Bisnis.com, JAKARTA — Mesir telah mengusulkan gencatan senjata awal selama dua hari di Gaza untuk menukar empat sandera Israel dari Hamas dengan beberapa tahanan Palestina, ketika serangan militer Israel menewaskan 45 warga Palestina di seluruh wilayah tersebut.
Mengutip Reuters pada Senin (28/10/2024), Presiden Mesir Abdel Fattah al-Sisi membuat pengumuman tersebut sebagai upaya untuk meredakan perang dahsyat yang telah berlangsung lebih dari setahun yang dilanjutkan di Qatar dengan dihadiri oleh direktur CIA dan badan intelijen Israel Mossad.
Berbicara bersama Presiden Aljazair Abdelmadjid Tebboune pada konferensi pers di Kairo, Sisi juga mengatakan bahwa perundingan harus dilanjutkan dalam waktu 10 hari setelah penerapan gencatan senjata sementara dalam upaya mencapai gencatan senjata permanen.
Belum ada komentar langsung dari Israel atau Hamas, tetapi seorang pejabat Palestina yang dekat dengan upaya mediasi mengatakan dia berharap Hamas akan mendengarkan tawaran baru tersebut, namun tetap bertekad bahwa perjanjian apa pun harus mengakhiri perang dan mengeluarkan pasukan Israel dari Gaza.
Sementara itu, Israel mengatakan perang tidak akan berakhir sampai Hamas dilenyapkan sebagai kekuatan militer dan entitas pemerintahan di Gaza.
AS, Qatar dan Mesir telah mempelopori perundingan untuk mengakhiri perang yang meletus setelah pejuang Hamas menyerbu Israel selatan pada 7 Oktober tahun lalu, menewaskan 1.200 orang dan menyandera lebih dari 250 orang, menurut perhitungan Israel.
Baca Juga
Korban tewas akibat serangan balasan Israel melalui udara dan darat di Gaza mendekati 43.000 orang, kata para pejabat kesehatan Gaza, dan daerah kantong padat penduduk itu kini hancur lebur.
Seorang pejabat yang mendapat penjelasan mengenai perundingan tersebut sebelumnya mengatakan bahwa perundingan di Doha akan mengupayakan gencatan senjata jangka pendek dan pembebasan beberapa sandera yang ditahan oleh Hamas sebagai imbalan atas pembebasan tahanan Palestina oleh Israel.

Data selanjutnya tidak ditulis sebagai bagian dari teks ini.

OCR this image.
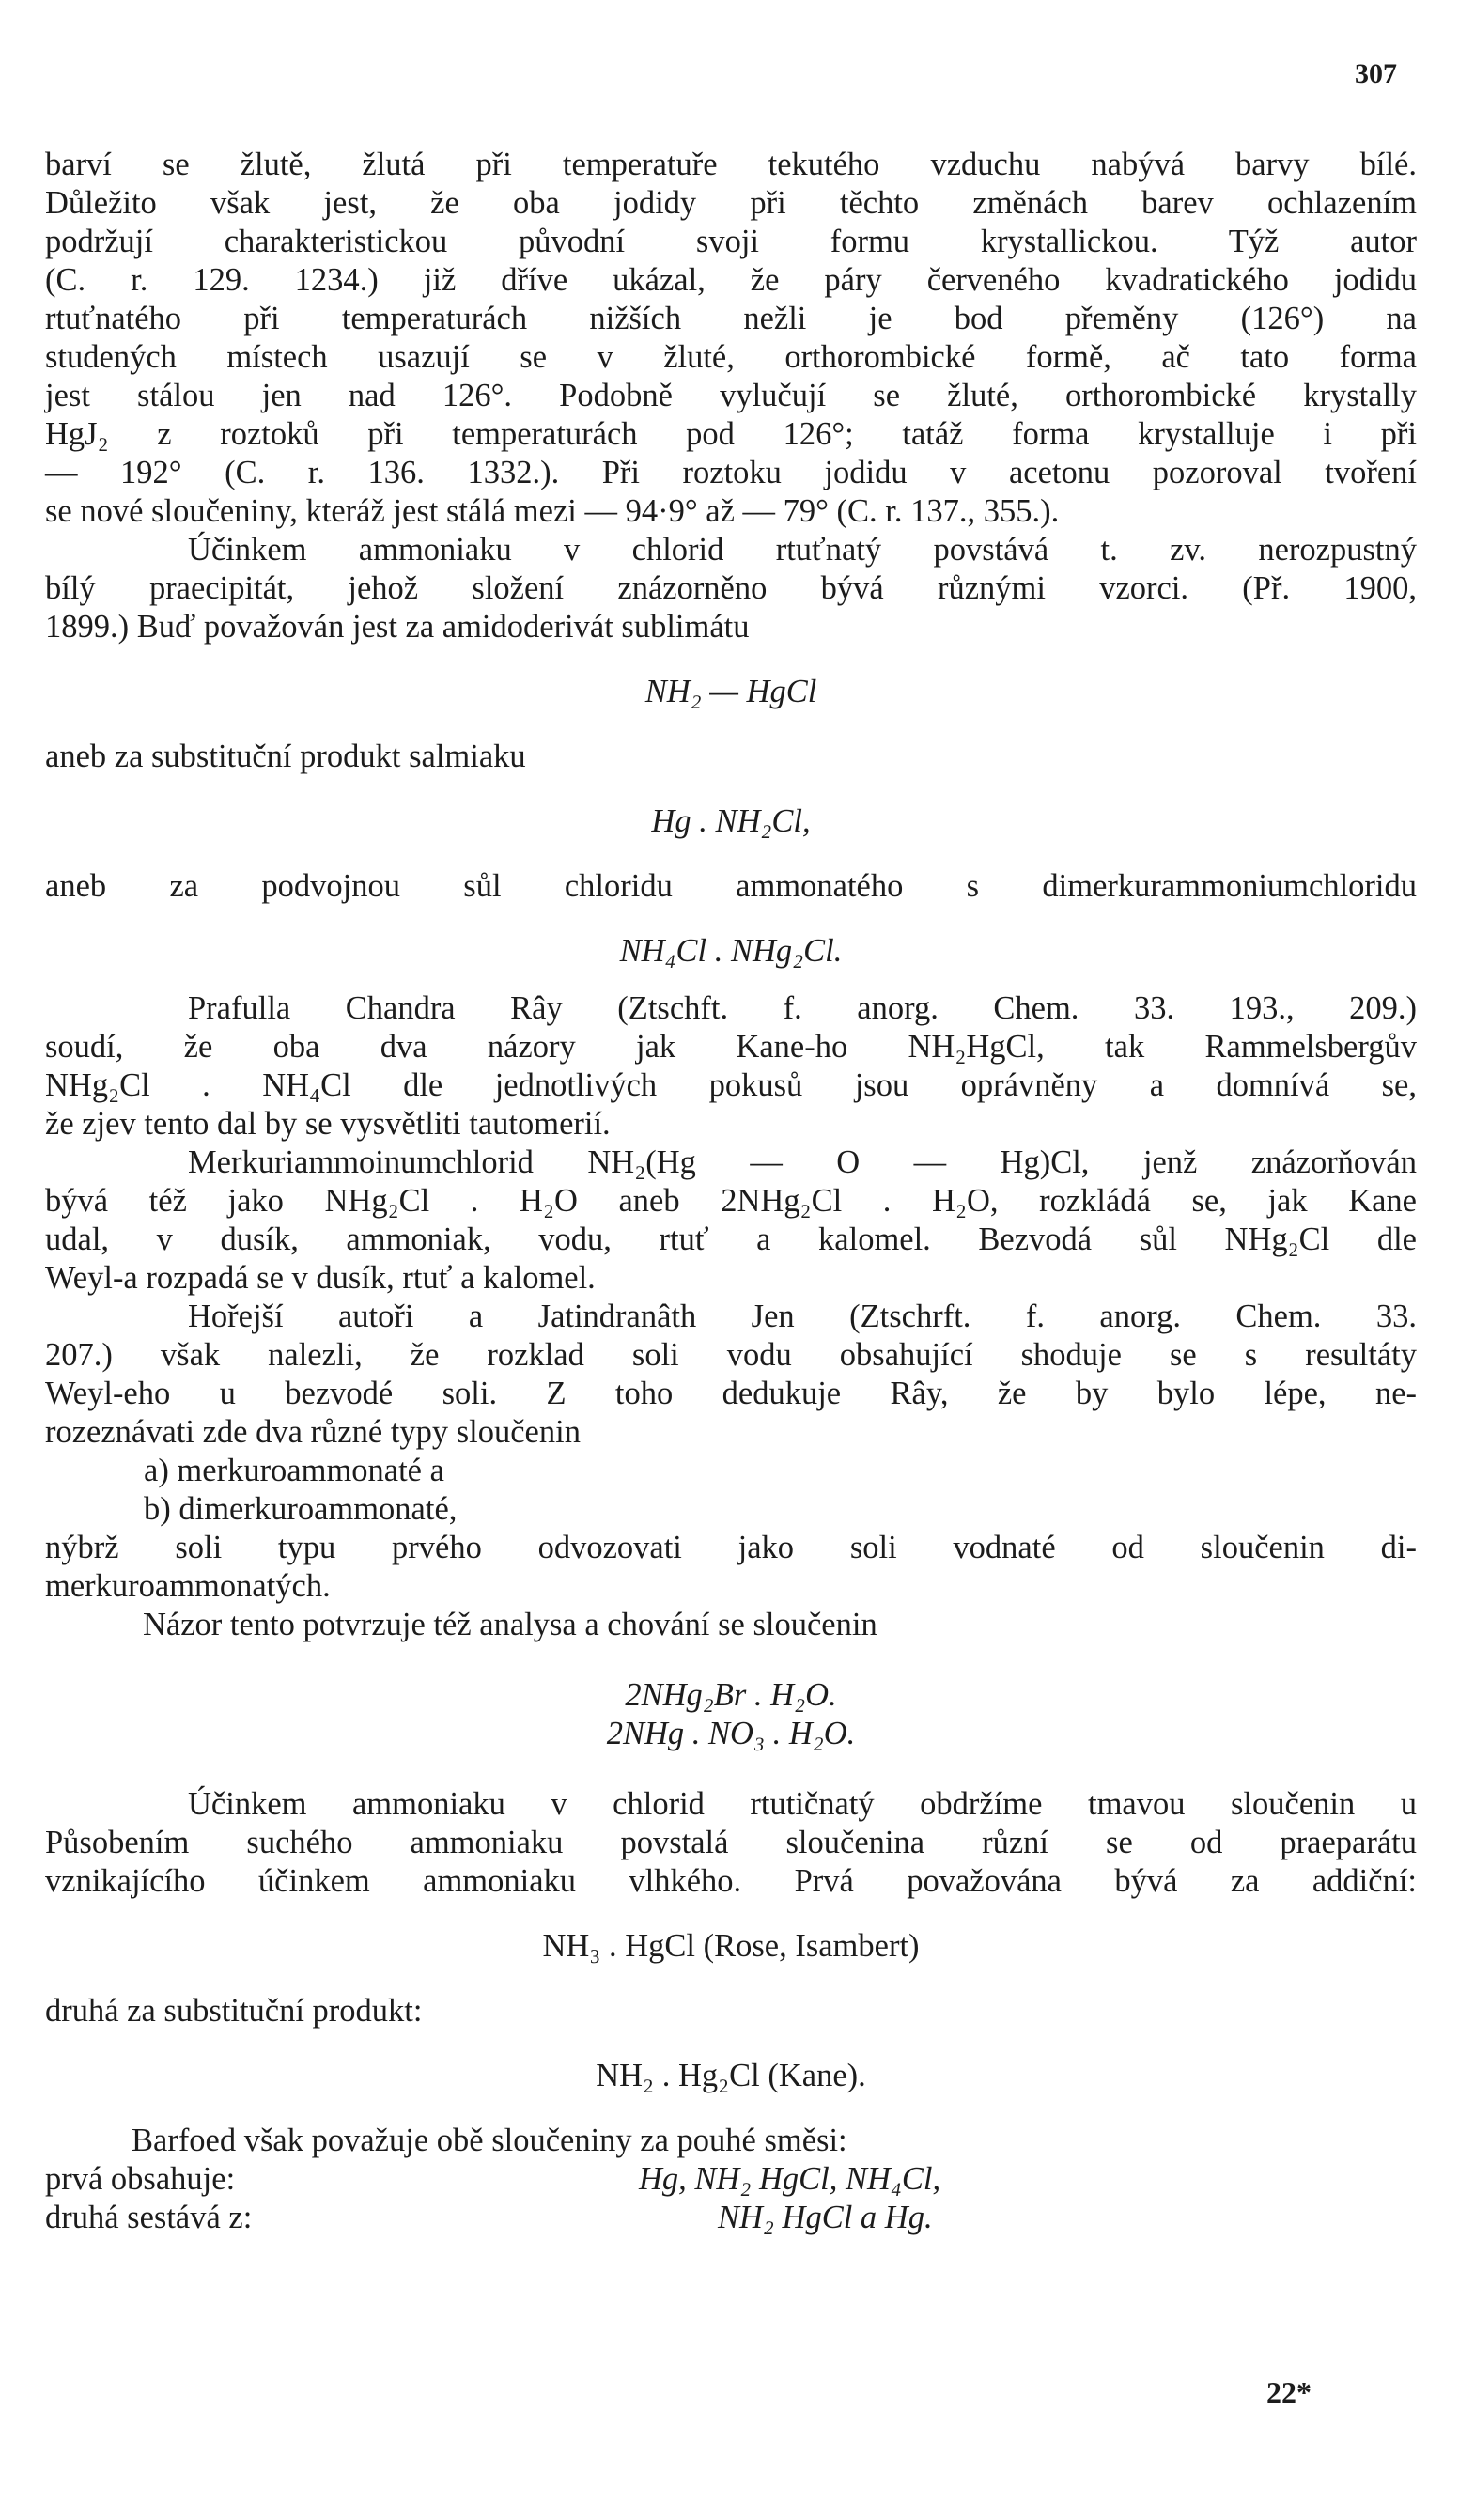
307
barví se žlutě, žlutá při temperatuře tekutého vzduchu nabývá barvy bílé.
Důležito však jest, že oba jodidy při těchto změnách barev ochlazením
podržují charakteristickou původní svoji formu krystallickou. Týž autor
(C. r. 129. 1234.) již dříve ukázal, že páry červeného kvadratického jodidu
rtuťnatého při temperaturách nižších nežli je bod přeměny (126°) na
studených místech usazují se v žluté, orthorombické formě, ač tato forma
jest stálou jen nad 126°. Podobně vylučují se žluté, orthorombické krystally
HgJ₂ z roztoků při temperaturách pod 126°; tatáž forma krystalluje i při
— 192° (C. r. 136. 1332.). Při roztoku jodidu v acetonu pozoroval tvoření
se nové sloučeniny, kteráž jest stálá mezi — 94·9° až — 79° (C. r. 137., 355.).
Účinkem ammoniaku v chlorid rtuťnatý povstává t. zv. nerozpustný
bílý praecipitát, jehož složení znázorněno bývá různými vzorci. (Př. 1900,
1899.) Buď považován jest za amidoderivát sublimátu
NH₂ — HgCl
aneb za substituční produkt salmiaku
Hg . NH₂Cl,
aneb za podvojnou sůl chloridu ammonatého s dimerkurammoniumchloridu
NH₄Cl . NHg₂Cl.
Prafulla Chandra Rây (Ztschft. f. anorg. Chem. 33. 193., 209.)
soudí, že oba dva názory jak Kane-ho NH₂HgCl, tak Rammelsbergův
NHg₂Cl . NH₄Cl dle jednotlivých pokusů jsou oprávněny a domnívá se,
že zjev tento dal by se vysvětliti tautomerií.
Merkuriammoinumchlorid NH₂(Hg — O — Hg)Cl, jenž znázorňován
bývá též jako NHg₂Cl . H₂O aneb 2NHg₂Cl . H₂O, rozkládá se, jak Kane
udal, v dusík, ammoniak, vodu, rtuť a kalomel. Bezvodá sůl NHg₂Cl dle
Weyl-a rozpadá se v dusík, rtuť a kalomel.
Hořejší autoři a Jatindranâth Jen (Ztschrft. f. anorg. Chem. 33.
207.) však nalezli, že rozklad soli vodu obsahující shoduje se s resultáty
Weyl-eho u bezvodé soli. Z toho dedukuje Rây, že by bylo lépe, ne-
rozeznávati zde dva různé typy sloučenin
a) merkuroammonaté a
b) dimerkuroammonaté,
nýbrž soli typu prvého odvozovati jako soli vodnaté od sloučenin di-
merkuroammonatých.
Názor tento potvrzuje též analysa a chování se sloučenin
2NHg₂Br . H₂O.
2NHg . NO₃ . H₂O.
Účinkem ammoniaku v chlorid rtutičnatý obdržíme tmavou sloučenin u
Působením suchého ammoniaku povstalá sloučenina různí se od praeparátu
vznikajícího účinkem ammoniaku vlhkého. Prvá považována bývá za addiční:
NH₃ . HgCl (Rose, Isambert)
druhá za substituční produkt:
NH₂ . Hg₂Cl (Kane).
Barfoed však považuje obě sloučeniny za pouhé směsi:
prvá obsahuje:	Hg, NH₂ HgCl, NH₄Cl,
druhá sestává z:	NH₂ HgCl a Hg.
22*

Tujuannya, yang masih sulit dipahami setelah berbagai upaya mediasi, adalah membuat Israel dan Hamas menyetujui penghentian pertempuran selama kurang dari sebulan dengan harapan hal ini akan menghasilkan gencatan senjata yang lebih permanen.
Setidaknya 43 dari mereka yang tewas di Gaza pada hari Minggu berada di wilayah utara wilayah tersebut, di mana pasukan Israel telah kembali untuk membasmi pejuang Hamas yang dikatakan telah berkumpul kembali di sana.
PBB mengatakan penderitaan warga sipil Palestina di Gaza utara "tak tertahankan" dan konflik tersebut "dilancarkan tanpa memperhatikan persyaratan hukum kemanusiaan internasional".
"Sekretaris Jenderal PBB (Antonio Guterres) terkejut dengan tingkat kematian, cedera dan kehancuran yang mengerikan di wilayah utara, dengan warga sipil yang terjebak di bawah reruntuhan, orang-orang yang sakit dan terluka tidak mendapatkan layanan kesehatan yang dapat menyelamatkan nyawa, dan keluarga-keluarga kekurangan makanan dan tempat tinggal di tengah laporan mengenai keluarga yang terpisah dan banyak orang ditahan," kata juru bicara PBB Stephane Dujarric dalam sebuah pernyataan.
Pihak berwenang Israel menghambat upaya pengiriman makanan, obat-obatan, dan pasokan kemanusiaan penting lainnya, sehingga membahayakan nyawa, katanya. Kehancuran dan kekurangan akibat operasi militer Israel di wilayah utara membuat kehidupan di sana tidak dapat dipertahankan.
Israel mengatakan pasukannya beroperasi sesuai dengan hukum internasional. Dikatakan bahwa mereka menargetkan agen Hamas yang menyembunyikan diri di antara penduduk sipil yang mereka gunakan sebagai tameng manusia, tuduhan yang dibantah oleh Hamas.
Mereka membantah memblokir bantuan kemanusiaan ke Gaza, menyalahkan organisasi internasional atas masalah distribusinya dan menuduh Hamas mencuri dari konvoi bantuan.